The collaboration is needed for many reasons beyond the fact that it is law enforcement that will have to respond when a terrorist strike occurs. For instance, a hallmark of the new terrorism as practiced by al Qaeda and its affiliates is more aggressive use of financial crime--credit-card and bank fraud and such, said Ranstorp, who has been studying al Qaeda since 1996. The crimes let terrorist cells amass the cash needed to sustain them and help fund the larger organization's activities while remaining securely independent of other cells.
By sharing information and working together, intelligence and law-enforcement officials might be able to determine which financial criminals are also terrorists. Nevertheless, some veterans cringe at the idea of wide sharing of intelligence with local police departments, particularly when reports are very sensitive and come from a foreign intelligence service. "They're not trained in national security-type intelligence," noted Blitzer, the former FBI official. "The possibility of leaking information is substantial."
Such misgivings have apparently blocked the flow of intelligence data to local law enforcement. Tom Ridge, the director of the White House's new Office of Homeland Security, declared that police officers are the primary defenders of domestic security. Nevertheless, reports in mid-December suggested that police chiefs and big-city mayors were receiving no more specific intelligence from federal agencies than was the general public.
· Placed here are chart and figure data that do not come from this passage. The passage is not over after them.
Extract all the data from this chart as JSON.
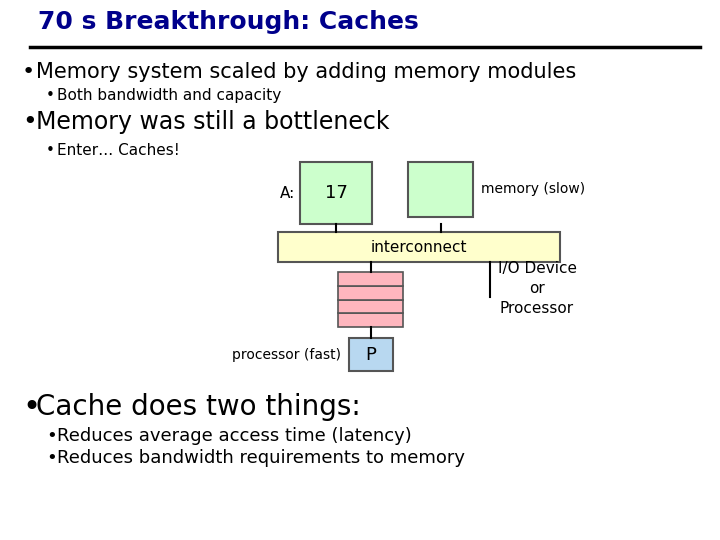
{
  "title": "70 s Breakthrough: Caches",
  "title_color": "#00008B",
  "title_fontsize": 18,
  "bg_color": "#FFFFFF",
  "bullet1": "Memory system scaled by adding memory modules",
  "bullet1_sub": "Both bandwidth and capacity",
  "bullet2": "Memory was still a bottleneck",
  "bullet2_sub": "Enter… Caches!",
  "label_A": "A:",
  "label_17": "17",
  "label_memory_slow": "memory (slow)",
  "label_interconnect": "interconnect",
  "label_processor_fast": "processor (fast)",
  "label_P": "P",
  "label_io": "I/O Device\nor\nProcessor",
  "bullet3": "Cache does two things:",
  "bullet3_sub1": "Reduces average access time (latency)",
  "bullet3_sub2": "Reduces bandwidth requirements to memory",
  "mem_box_color": "#CCFFCC",
  "mem_box_edge": "#555555",
  "interconnect_color": "#FFFFCC",
  "interconnect_edge": "#555555",
  "cache_color": "#FFB6BE",
  "cache_edge": "#555555",
  "proc_color": "#B8D8F0",
  "proc_edge": "#555555",
  "text_color": "#000000",
  "title_underline_color": "#000000",
  "bullet1_fontsize": 15,
  "bullet2_fontsize": 17,
  "sub_bullet_fontsize": 11,
  "bullet3_fontsize": 20,
  "bullet3_sub_fontsize": 13,
  "diagram_fontsize": 10,
  "diagram_label_17_fontsize": 13,
  "diagram_P_fontsize": 13
}
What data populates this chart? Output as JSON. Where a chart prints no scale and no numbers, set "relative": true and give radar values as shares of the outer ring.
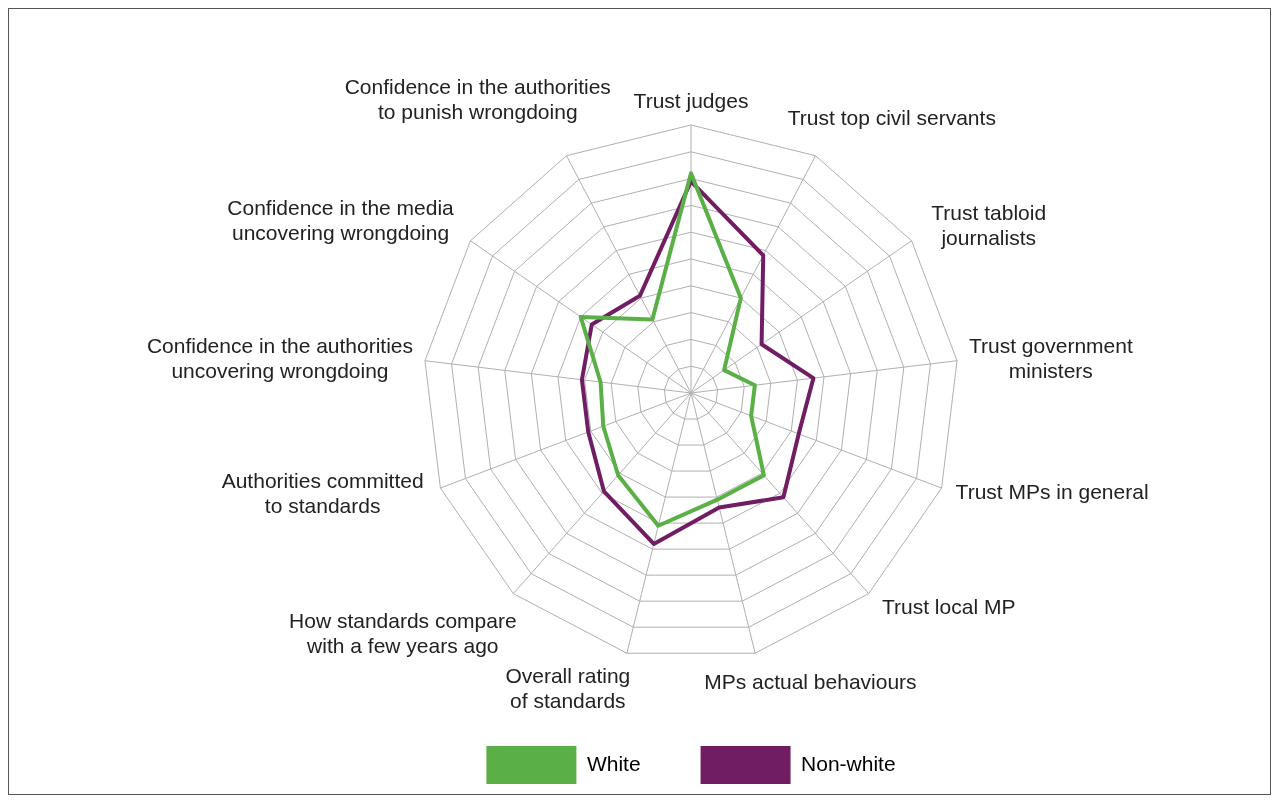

The complexities and risks of sharing intelligence go up when services from two or more countries are involved. Yet such arrangements will have to catch on if counterterrorists are to contend with loose-knit groups like al Qaeda, with operations, alliances, and financial networks that span the globe.
After a decade of drift in which intelligence agencies seemed to be casting about for a mission worthy of their big budgets, they have at last found one. But in adapting to global terrorism inspired by Islamist fundamentalism, those agencies will be forced to reassess many long-held customs and beliefs. They will have to find new human assets, including spies and analysts, and new ways to use their technical infrastructures, while cooperating more actively with domestic partners and with foreign intelligence services of every stripe.
As in the Cold War days, most intelligence successes will remain secret. But in the pitiless new world in which these agencies will have to operate, their most spectacular failures will surely reverberate worldwide. And failures there will be, as always. As Bamford put it, referring to the 11 September attacks, "It's probably not going to happen again. But there are going to be other terrorist incidents. They won't be as big, but they're going to happen. Live with it. Life goes on."
To Probe Further
A firsthand account of the lassitude in aspects of human intelligence gathering and analysis is presented in "The Counterterrorist Myth" (The Atlantic Monthly, July/August 2001). The article, written by Ruel Marc Gerecht, a former CIA case officer who became disillusioned with the agency, is available at http://www.theatlantic.com/issues/2001/07/gerecht.htm
The report of the National Commission on Terrorism, "Countering the Changing Threat of International Terrorism," contains sections on intelligence challenges. Parts of the report, which was prepared for the U.S. Congress, are available in PDF format at http://w3.access.gpo.gov/nct/.
James Bamford's most recent book on the National Security Agency, Body of Secrets, was published by Doubleday, New York, in 2001.